John Linton
I was given a copy of the SPT/TPG notice to shareholders yesterday by my father in law (who received it being a shareholder in SPT). It was a really interesting document if only because it provided the first 'public record' figures about TPG - and remarkable figures they are.
I don't know who Lonergan Edwards are - the 'author's of the report to shareholders, but I'm assuming they are reputable and competent. Some figures that are of interest would be:
Customer Base As At 30/6/07 (page 52)
ADSL2 - 82,582
ADSL1 - 78,294
Dial Up - 38,870
Strangely though, the total number of customers actualy decreased from 30/6/06 to 30/6/07 (from an average of 193,533 to an average of 187,226).
Advertising Spend Currently
$A300,000 per month
Last Dividend Paid (for FY2007)
$A18 million in November 2007
Remuneration Costs
Not given as a figure but quoted as "reduced by approximately $A700,000 a year, despite headcount increasing by 20% due to opening of Manila call centre".
Jarring Notes In Balance Sheet
Current Assets - $A23.1 versus Current Liabilities - $A41.7
and
Cash = $A16.4 but pre-paid money = $A9.4
In section 90 on page 52 there is the most impressive set of figures which shows that TPG more than doubled its EBITDA from $A9.8 million to $A21.1 million from FY06 to FY07. Truly remarkable. But not as remarkable as the forecast EBITDA increase projected for FY2008 - up to $A48.5 million!!!
The reason for this massive projected increase (no customer growth was mentioned as far as I could see) also struck an even more jarring note - even more so than the balance sheet.
In explanatory note 104 (page 54) the reason given for this massive increase in profit was the ingenuous statement that:
"Thus, to a point,the incremental revenues from new subscribers predominantly flows through to EBITDA"
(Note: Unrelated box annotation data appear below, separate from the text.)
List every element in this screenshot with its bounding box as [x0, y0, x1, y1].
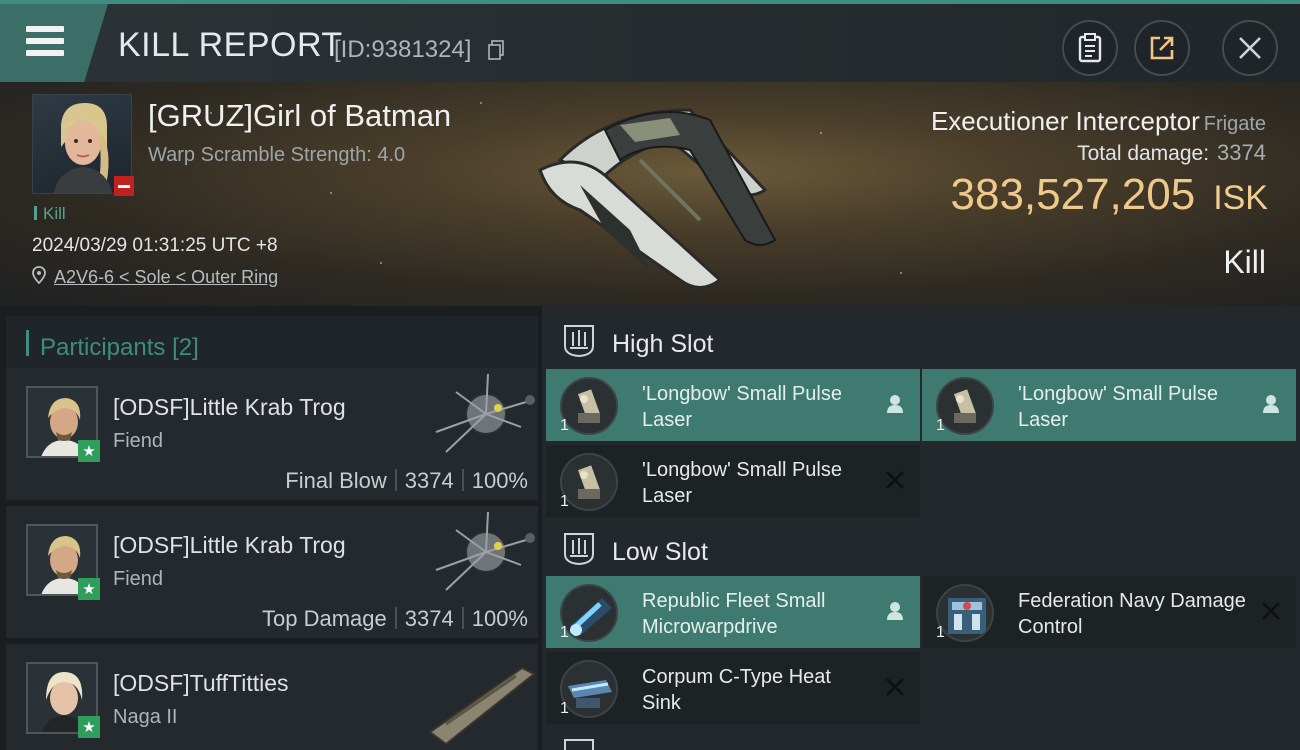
- friendly-star-icon: ★: [78, 716, 100, 738]
- close-icon: [1239, 37, 1261, 59]
- low-slot-title: Low Slot: [612, 538, 708, 566]
- module-quantity: 1: [560, 417, 569, 434]
- participant-name: [ODSF]TuffTitties: [113, 670, 289, 696]
- module-quantity: 1: [560, 493, 569, 510]
- ship-class: Frigate: [1203, 113, 1266, 135]
- location-pin-icon: [32, 266, 46, 284]
- module-slot[interactable]: 1 Republic Fleet Small Microwarpdrive: [546, 576, 920, 648]
- friendly-star-icon: ★: [78, 440, 100, 462]
- fitting-panel: High Slot 1 'Longbow' Small Pulse Laser …: [542, 306, 1300, 750]
- module-quantity: 1: [936, 417, 945, 434]
- total-damage-value: 3374: [1217, 140, 1266, 165]
- participant-name: [ODSF]Little Krab Trog: [113, 532, 346, 558]
- isk-value: 383,527,205 ISK: [951, 170, 1269, 220]
- top-bar: KILL REPORT [ID:9381324]: [0, 0, 1300, 82]
- victim-ship-image[interactable]: [520, 90, 790, 300]
- hamburger-icon: [26, 26, 64, 56]
- participant-row[interactable]: ★ [ODSF]Little Krab Trog Fiend Final Blo…: [6, 368, 538, 500]
- report-id: [ID:9381324]: [334, 36, 472, 63]
- mid-slot-icon: [564, 739, 594, 750]
- participants-title: Participants [2]: [40, 334, 199, 362]
- participant-row[interactable]: ★ [ODSF]TuffTitties Naga II: [6, 644, 538, 750]
- participants-header: Participants [2]: [6, 316, 538, 370]
- clipboard-button[interactable]: [1062, 20, 1118, 76]
- participant-stats: Top Damage 3374 100%: [262, 606, 528, 632]
- participant-ship-image: [435, 511, 535, 591]
- participant-ship: Fiend: [113, 568, 164, 590]
- participant-percent: 100%: [471, 606, 528, 631]
- low-slot-icon: [564, 533, 594, 566]
- friendly-star-icon: ★: [78, 578, 100, 600]
- copy-icon[interactable]: [488, 40, 504, 60]
- participant-row[interactable]: ★ [ODSF]Little Krab Trog Fiend Top Damag…: [6, 506, 538, 638]
- destroyed-x-icon: [886, 678, 904, 696]
- participant-damage: 3374: [404, 606, 454, 631]
- victim-ship-name: Executioner Interceptor Frigate: [931, 106, 1266, 137]
- hostile-status-icon: [114, 176, 134, 196]
- dropped-person-icon: [1263, 395, 1279, 413]
- victim-name[interactable]: [GRUZ]Girl of Batman: [148, 98, 451, 134]
- destroyed-x-icon: [1262, 602, 1280, 620]
- participant-name: [ODSF]Little Krab Trog: [113, 394, 346, 420]
- participant-damage: 3374: [404, 468, 454, 493]
- module-name: Federation Navy Damage Control: [1018, 590, 1246, 638]
- module-name: 'Longbow' Small Pulse Laser: [1018, 383, 1218, 431]
- total-damage: Total damage: 3374: [1077, 140, 1266, 166]
- low-slot-header: Low Slot: [542, 518, 1300, 578]
- menu-button[interactable]: [0, 4, 108, 82]
- total-damage-label: Total damage:: [1077, 142, 1210, 165]
- kill-timestamp: 2024/03/29 01:31:25 UTC +8: [32, 235, 278, 256]
- module-slot[interactable]: 1 'Longbow' Small Pulse Laser: [546, 369, 920, 441]
- dropped-person-icon: [887, 395, 903, 413]
- participant-role: Top Damage: [262, 606, 387, 631]
- high-slot-icon: [564, 325, 594, 358]
- share-icon: [1150, 36, 1174, 60]
- participant-role: Final Blow: [285, 468, 387, 493]
- warp-scramble-strength: Warp Scramble Strength: 4.0: [148, 144, 406, 166]
- module-slot[interactable]: 1 Federation Navy Damage Control: [922, 576, 1296, 648]
- participants-panel: Participants [2] ★ [ODSF]Little Krab Tro…: [0, 306, 542, 750]
- participant-ship-image: [428, 666, 536, 744]
- module-name: 'Longbow' Small Pulse Laser: [642, 383, 842, 431]
- module-quantity: 1: [560, 700, 569, 717]
- module-quantity: 1: [936, 624, 945, 641]
- close-button[interactable]: [1222, 20, 1278, 76]
- module-slot[interactable]: 1 'Longbow' Small Pulse Laser: [546, 445, 920, 517]
- participant-ship: Naga II: [113, 706, 178, 728]
- module-name: Republic Fleet Small Microwarpdrive: [642, 590, 826, 638]
- participants-count: [2]: [172, 334, 199, 361]
- destroyed-x-icon: [886, 471, 904, 489]
- participant-ship: Fiend: [113, 430, 164, 452]
- dropped-person-icon: [887, 602, 903, 620]
- page-title: KILL REPORT: [118, 26, 343, 64]
- isk-amount: 383,527,205: [950, 170, 1196, 219]
- module-quantity: 1: [560, 624, 569, 641]
- participants-label: Participants: [40, 334, 166, 361]
- module-name: Corpum C-Type Heat Sink: [642, 666, 831, 714]
- mid-slot-header: [542, 732, 1300, 750]
- module-slot[interactable]: 1 Corpum C-Type Heat Sink: [546, 652, 920, 724]
- result-label: Kill: [1223, 244, 1266, 280]
- kill-banner: Kill [GRUZ]Girl of Batman Warp Scramble …: [0, 82, 1300, 306]
- share-button[interactable]: [1134, 20, 1190, 76]
- module-slot[interactable]: 1 'Longbow' Small Pulse Laser: [922, 369, 1296, 441]
- ship-type-name: Executioner Interceptor: [930, 106, 1200, 136]
- participant-stats: Final Blow 3374 100%: [285, 468, 528, 494]
- module-name: 'Longbow' Small Pulse Laser: [642, 459, 842, 507]
- participant-ship-image: [435, 373, 535, 453]
- clipboard-icon: [1078, 33, 1102, 63]
- kill-tag: Kill: [34, 204, 66, 224]
- high-slot-title: High Slot: [612, 330, 714, 358]
- location-link[interactable]: A2V6-6 < Sole < Outer Ring: [54, 267, 278, 288]
- high-slot-header: High Slot: [542, 310, 1300, 370]
- participant-percent: 100%: [471, 468, 528, 493]
- isk-unit: ISK: [1213, 179, 1268, 217]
and also noted (must be a typo):
"..in the seven months to 31st December 2007 (? - odd accounting period) TPG achieved revenue and EBITDA of $28 milllion and $15.5 million respectively and is on track to achieve ts forecast FY08 EBITDA."
Obviously a company that achieves a revenue of $28 million in 7 months isn't going to achieve another $113 million in the next 5 months so either I've totally misunderstood this statement or it's been poorly proof read. However the authors of this report obviously believe that TPG has achieved the Holy Grail of business endeavour - they can add customers at no/little additional cost for the foreseeable future.
Gullible? Writers of such reports are seldom gullible. So they must have formed this conclusion on the advice from TPG that because TPG have now deployed SX IP bandwidth and dark fibre back hauls there in "no incremental cost" in adding new customers (of any number). Simplistically that could be so - as long as you have never operated an ISP and you haven't looked at the current situation with the ISP you are reporting on. For that explanation of the ability for TPG, or any ISP, to add customers with no additional infrastructure to be true it must presume that enough infrastructure is already deployed and being paid for that is sufficient to double the ADSL2 user base.
Looking at the Balance Sheet, TPG have included the 'purchase' of a 2.4 gbps SX IP link and dark fibre connecting their DSLAMs that could be 'lit' up to 10 gbps but isn't likely to have been 'lit' to more than 1 gbps on much/all of it at the moment. I can't possibly know any more than I read in the documentation so TPG may well be buying additional IP bandwidth from other sources - despite the implication that no more cost would be involved (which invalidates that assumption).
So does TPG really provide ADSL services to 160,000 customers on 2.4 gbps of IP bandwidth (It takes a little over 2.2 gbps of IP for Exetel to provide services to 55,000 ADSL customers). Maybe the TPG proxy/caching facilities are so comprehensive they can multiply the 2.4 gbps of direct feed into several multiples - that would be a working assumption. I'm sure that the auditors and report authors thoroughly researched those assumptions and, in any case, 30/6/08 is only a few months away when the accuracy of the forecasts will be determined by actual results.
So, a purchase price of $A250 million for a business generating almost $A50 million in EBITDA? A touch expensive but not really when/if you're also buying a business that has demonstrated the ability to double its EBITDA not once but by 30/6/08 twice in the last three financial years - no company in Australia has done that in recent memory.
Any downsides? Just one - if you're the buyer not the seller.
Just how long will ADSL2 continue to be viable given the fabled FTTN/FTTH and, more importantly, the affect of HSDPA and its successors on the Australian data service buyer. No point in paying five times current earnings if the earnings may in fact be non-existent in two years time.
(PS: and don't forget you also purchased the right to keep paying for the DSLAM, back haul and IP costs for up to another 11 years)
After reading this report I'm even more of the opinion that this definitely qualifies for inclusion on the list for the sale of the century.